Des travaux dirigés par Dr Mike Sapieha, chercheur à l’Hôpital Maisonneuve-Rosemont (CIUSSS de l’Est-de-l’Île-de-Montréal) et professeur en ophtalmologie à l’Université de Montréal), mis en vedette dans le prestigieux Journal of Clinical Investigation, permettent de comprendre l’un des mécanismes qui sous-tendent la rétinopathie diabétique.

Dr Mike Sapieha
Dr Mike Sapieha

La rétinopathie diabétique est une affection grave et invalidante qui touche 500 000 Canadiens (4,1 millions d’Américains) et qui constitue l’une des principales causes de perte de facultés visuelles. Avec le vieillissement de la population, son incidence augmente régulièrement. Elle se caractérise par une détérioration progressive de la fonction visuelle consécutive à l’infiltration de liquide dans la rétine et à la dégénérescence des vaisseaux sanguins de la rétine liés à l’inflammation locale et de la rupture du réseau microvasculaire.

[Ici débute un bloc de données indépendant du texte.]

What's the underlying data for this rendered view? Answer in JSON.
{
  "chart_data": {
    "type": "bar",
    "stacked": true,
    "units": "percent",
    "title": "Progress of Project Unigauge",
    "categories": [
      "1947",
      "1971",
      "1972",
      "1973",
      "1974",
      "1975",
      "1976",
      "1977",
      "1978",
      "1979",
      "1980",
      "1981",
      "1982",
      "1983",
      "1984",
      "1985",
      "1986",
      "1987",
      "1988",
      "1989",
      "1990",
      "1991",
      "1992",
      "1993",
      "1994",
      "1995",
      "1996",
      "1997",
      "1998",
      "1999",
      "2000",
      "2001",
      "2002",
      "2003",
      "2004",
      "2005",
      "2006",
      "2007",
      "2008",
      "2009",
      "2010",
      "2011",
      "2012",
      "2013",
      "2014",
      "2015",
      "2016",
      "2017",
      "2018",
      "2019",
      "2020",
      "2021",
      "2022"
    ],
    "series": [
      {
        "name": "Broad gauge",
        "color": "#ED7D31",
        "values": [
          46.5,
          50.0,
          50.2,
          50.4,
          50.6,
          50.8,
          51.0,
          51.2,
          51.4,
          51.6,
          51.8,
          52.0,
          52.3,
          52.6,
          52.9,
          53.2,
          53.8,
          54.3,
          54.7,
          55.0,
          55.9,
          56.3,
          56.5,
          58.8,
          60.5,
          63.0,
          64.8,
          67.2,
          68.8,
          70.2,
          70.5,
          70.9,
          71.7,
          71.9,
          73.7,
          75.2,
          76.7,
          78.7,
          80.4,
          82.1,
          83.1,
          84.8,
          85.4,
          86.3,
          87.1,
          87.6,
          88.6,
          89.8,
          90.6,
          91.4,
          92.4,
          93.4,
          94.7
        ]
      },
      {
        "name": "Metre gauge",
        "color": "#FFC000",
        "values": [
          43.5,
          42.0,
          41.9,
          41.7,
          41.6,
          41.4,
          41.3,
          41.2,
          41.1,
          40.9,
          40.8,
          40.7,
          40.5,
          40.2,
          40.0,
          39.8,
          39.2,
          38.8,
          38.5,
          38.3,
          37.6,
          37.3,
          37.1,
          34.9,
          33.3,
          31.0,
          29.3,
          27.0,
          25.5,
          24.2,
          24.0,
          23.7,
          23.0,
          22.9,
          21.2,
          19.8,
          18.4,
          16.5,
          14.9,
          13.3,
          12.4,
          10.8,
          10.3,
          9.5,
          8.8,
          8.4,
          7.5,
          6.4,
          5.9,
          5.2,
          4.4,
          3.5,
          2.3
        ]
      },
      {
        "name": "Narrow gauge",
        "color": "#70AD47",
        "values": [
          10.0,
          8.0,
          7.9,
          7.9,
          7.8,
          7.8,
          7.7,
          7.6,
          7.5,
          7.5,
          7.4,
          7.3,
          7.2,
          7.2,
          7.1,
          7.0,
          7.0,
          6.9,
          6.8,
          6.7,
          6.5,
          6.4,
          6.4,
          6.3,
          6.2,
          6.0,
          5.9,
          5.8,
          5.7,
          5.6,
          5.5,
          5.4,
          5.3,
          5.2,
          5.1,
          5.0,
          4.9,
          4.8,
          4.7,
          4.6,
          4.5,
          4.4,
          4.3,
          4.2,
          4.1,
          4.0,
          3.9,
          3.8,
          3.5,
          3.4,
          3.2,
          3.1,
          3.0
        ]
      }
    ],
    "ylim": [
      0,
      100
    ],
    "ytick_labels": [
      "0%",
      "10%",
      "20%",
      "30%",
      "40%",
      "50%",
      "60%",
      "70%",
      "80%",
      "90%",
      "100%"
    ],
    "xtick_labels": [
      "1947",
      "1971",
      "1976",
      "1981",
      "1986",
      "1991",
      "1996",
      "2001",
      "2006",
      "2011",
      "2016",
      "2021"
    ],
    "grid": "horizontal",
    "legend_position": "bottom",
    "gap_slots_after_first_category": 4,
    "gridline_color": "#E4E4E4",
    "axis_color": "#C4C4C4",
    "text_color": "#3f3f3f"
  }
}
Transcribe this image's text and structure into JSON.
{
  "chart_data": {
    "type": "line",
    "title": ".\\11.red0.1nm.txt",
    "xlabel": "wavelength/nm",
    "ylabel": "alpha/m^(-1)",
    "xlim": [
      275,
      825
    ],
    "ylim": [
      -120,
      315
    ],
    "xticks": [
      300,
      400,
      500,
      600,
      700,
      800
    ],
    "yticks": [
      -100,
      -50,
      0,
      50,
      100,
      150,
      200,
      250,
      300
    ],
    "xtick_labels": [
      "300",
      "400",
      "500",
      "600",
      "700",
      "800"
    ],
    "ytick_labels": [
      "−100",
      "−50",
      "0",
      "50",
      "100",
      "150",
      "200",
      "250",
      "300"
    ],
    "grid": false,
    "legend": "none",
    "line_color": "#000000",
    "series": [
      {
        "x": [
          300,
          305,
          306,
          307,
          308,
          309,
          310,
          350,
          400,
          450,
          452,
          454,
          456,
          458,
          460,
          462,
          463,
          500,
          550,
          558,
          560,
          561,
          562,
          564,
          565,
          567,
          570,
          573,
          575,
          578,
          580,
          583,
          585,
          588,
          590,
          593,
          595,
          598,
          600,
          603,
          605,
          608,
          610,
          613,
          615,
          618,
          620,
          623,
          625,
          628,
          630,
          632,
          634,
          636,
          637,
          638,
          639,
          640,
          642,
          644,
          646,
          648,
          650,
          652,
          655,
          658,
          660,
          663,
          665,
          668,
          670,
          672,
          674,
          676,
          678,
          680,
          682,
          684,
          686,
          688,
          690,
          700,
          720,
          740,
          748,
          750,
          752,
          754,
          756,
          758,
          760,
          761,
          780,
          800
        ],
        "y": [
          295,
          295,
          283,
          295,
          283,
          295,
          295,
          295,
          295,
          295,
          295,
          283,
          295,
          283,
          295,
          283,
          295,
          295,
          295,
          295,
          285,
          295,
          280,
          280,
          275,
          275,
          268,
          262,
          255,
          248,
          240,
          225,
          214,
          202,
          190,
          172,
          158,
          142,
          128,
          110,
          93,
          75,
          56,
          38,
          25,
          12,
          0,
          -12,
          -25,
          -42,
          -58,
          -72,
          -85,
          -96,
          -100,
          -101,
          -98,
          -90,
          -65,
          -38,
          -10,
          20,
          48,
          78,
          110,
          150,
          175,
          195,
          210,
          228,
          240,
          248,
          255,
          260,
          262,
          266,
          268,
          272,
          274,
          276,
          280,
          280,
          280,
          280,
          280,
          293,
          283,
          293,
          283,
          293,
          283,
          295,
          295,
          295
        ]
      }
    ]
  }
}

Des pistes de compréhension
Cette maladie est actuellement imparfaitement contrôlée par les traitements. Cependant, plusieurs avancées récentes ont mis en évidence le rôle des molécules de guidage neuronal, dont le rôle à l’origine est de «guider» la croissance des neurones dans le système nerveux en cours de formation, dans la progression de la pathologie. Dans cette perspective, les travaux menés par Dr Mike Sapieha montrent que la nétrine-1, qui fait partie de ces molécules de guidage neuronal, est clivée en plusieurs fragments susceptibles d’augmenter la perméabilité vasculaire. La matrix métalloprotéine 9, une protéine susceptible de dégrader les structures tissulaires lors d’un remodelage et qu’on retrouve à des niveaux élevés chez les patients présentant des stades avancés de rétinopathie diabétique, est à l’origine de ce clivage. L’inhibition de cette enzyme dans un modèle de souris diabétique a d’ailleurs permis d’atténuer la perméabilité vasculaire rétinienne.

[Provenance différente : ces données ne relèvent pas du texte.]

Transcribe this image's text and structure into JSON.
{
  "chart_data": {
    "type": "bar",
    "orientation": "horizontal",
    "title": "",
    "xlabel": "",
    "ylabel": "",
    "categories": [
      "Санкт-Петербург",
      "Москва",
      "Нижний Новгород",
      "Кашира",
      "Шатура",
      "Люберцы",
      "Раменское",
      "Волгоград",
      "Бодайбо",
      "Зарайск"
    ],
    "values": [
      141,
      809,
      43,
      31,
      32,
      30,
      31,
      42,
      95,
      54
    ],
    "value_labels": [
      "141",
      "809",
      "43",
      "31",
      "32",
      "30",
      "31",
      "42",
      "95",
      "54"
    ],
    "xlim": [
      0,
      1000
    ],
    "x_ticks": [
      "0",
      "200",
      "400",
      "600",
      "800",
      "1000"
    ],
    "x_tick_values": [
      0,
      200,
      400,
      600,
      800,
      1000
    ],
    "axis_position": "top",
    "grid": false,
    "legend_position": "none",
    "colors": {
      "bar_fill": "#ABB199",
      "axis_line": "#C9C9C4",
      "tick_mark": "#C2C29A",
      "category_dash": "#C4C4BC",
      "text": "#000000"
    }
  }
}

L’importance des ces travaux
Les résultats des travaux de Dr Sapieha suggèrent donc que bloquer la fragmentation de la netrine-1 pourrait être une nouvelle stratégie thérapeutique porteuse d’espoir dans le traitement de la rétinopathie diabétique. « Dans l’étude de Khalil Miloudi (étudiant de Dr Sapieha qui a travaillé à cette étude), nous avons identifié un nouveau mécanisme fondamental où une protéine nommée la netrine-1 est métabolisée en petits fragments avec des propriétés néfaste pour les vaisseaux diabétiques », explique Dr Sapieha. « En temps normal, la nétrine-1 contribue à préserver la santé des vaisseaux sanguins. Dans le diabète, elle est coupée en fragments qui attaquent l’étanchéité des vaisseaux sanguins. Des études futures vont déterminer le potentiel thérapeutique de cette découverte. »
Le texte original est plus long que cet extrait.